Discrepancias y cuestiones ideológicas al margen, el escritor de Arequipa es un admirable y tenaz corredor de fondo que ha logrado una meta que él mismo ya daba por inalcanzable y que inició su coherente y desigual trayectoria literaria cuando apenas era un adolescente. Con una dedicación absoluta, amorosa y apasionada, Vargas Llosa no ha hecho otra cosa en esta vida que escribir (vivir para escribir y escribir para vivir), si bien tal vez haya dado lo mejor de sí mismo en el primer tercio de su carrera, cuando recaló en la Barcelona cosmopolita y provinciana de los años sesenta y, al calor de la revolución dentro de la narrativa en lengua española que supuso el boom de los autores sudamericanos, halló en el mecenazgo del editor Carlos Barral (sí, el mismo que no creyó en las posibilidades de Cien años de soledad) el respaldo decisivo para afrontar sus proyectos más arriesgados y brillantes, las piezas maestras por las que ahora los suecos le han colmado de bendiciones.

A este primer periodo de efervescencia creativa (Los cachorros, La casa verde, Pantaleón y las visitadoras), que podemos situar entre 1962 y 1973, pertenece Conversación en La Catedral, quizás el más extraordinario edificio que novelista alguno haya levantado en prosa castellana en la segunda mitad del siglo veinte, si exceptuamos la saga de los Buendía y los deslumbrantes hallazgos cortazarianos de Rayuela.

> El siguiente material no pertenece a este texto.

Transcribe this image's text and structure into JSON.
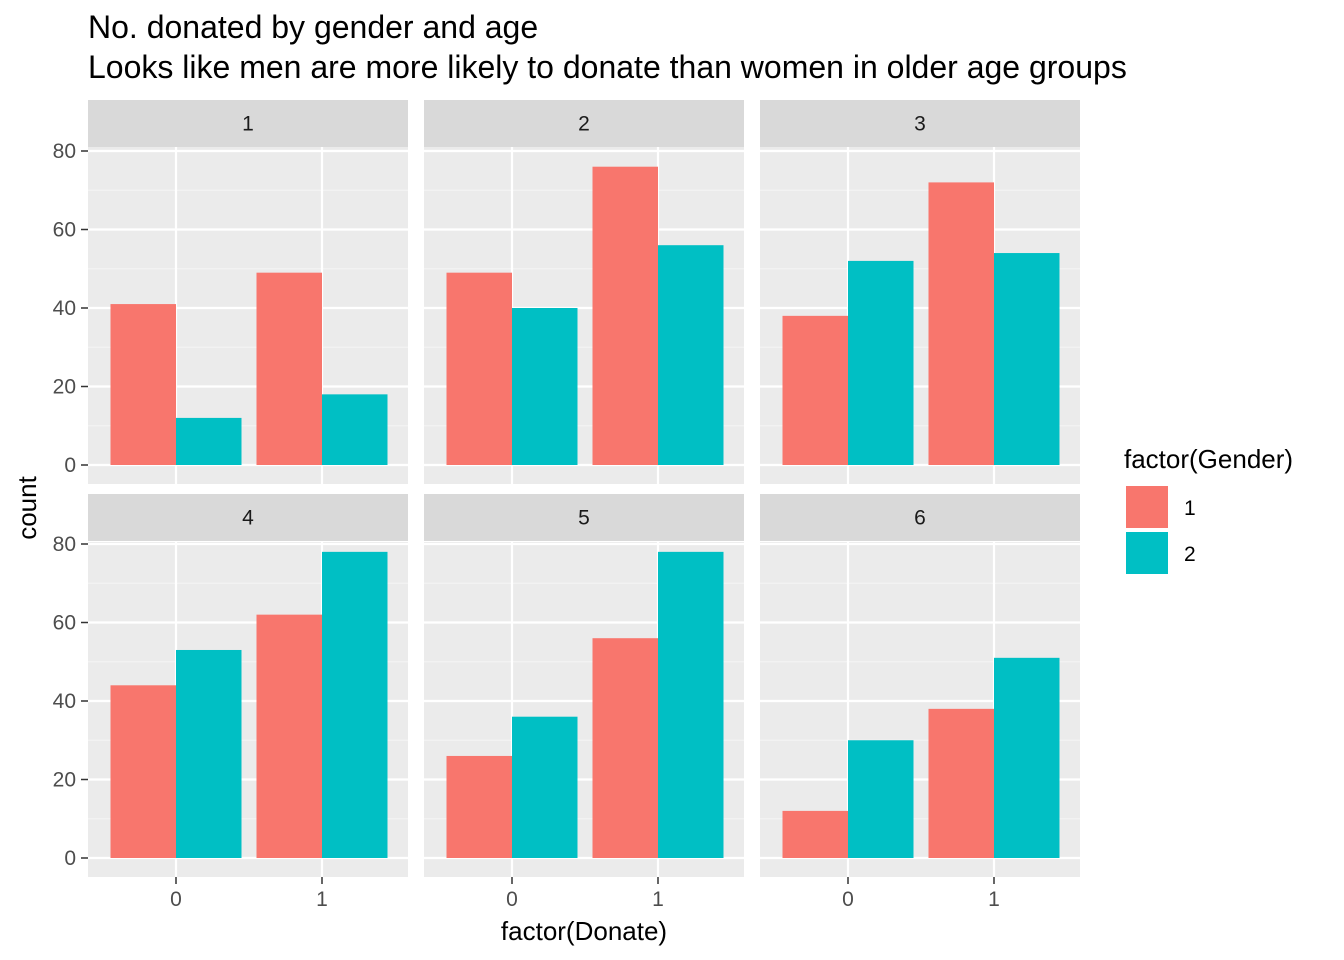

Si el sabio e insolente Borges creía que El viejo y el mar había redimido de su mediocridad a Ernest Hemingway, la crónica del desencanto y de la desesperanza que se desprende del largo diálogo entre el joven periodista limeño y el ex chófer de su padre, en un bareto de la capital, mientras se revela fragmentariamente la tragedia íntima y colectiva de todo un país ("¿En qué momento se había jodido el Perú?"), hace que le perdonemos a Vargas Llosa todas las malas novelas que ha escrito después, las acusaciones de plagio, su defensa a ultranza del modelo socioeconómico capitalista como única vía de expiación para el hombre, su predilección por el estilo de Corín Tellado e incluso este premio que le acaban de dar que, como casi siempre, honra más al galardón que al premiado.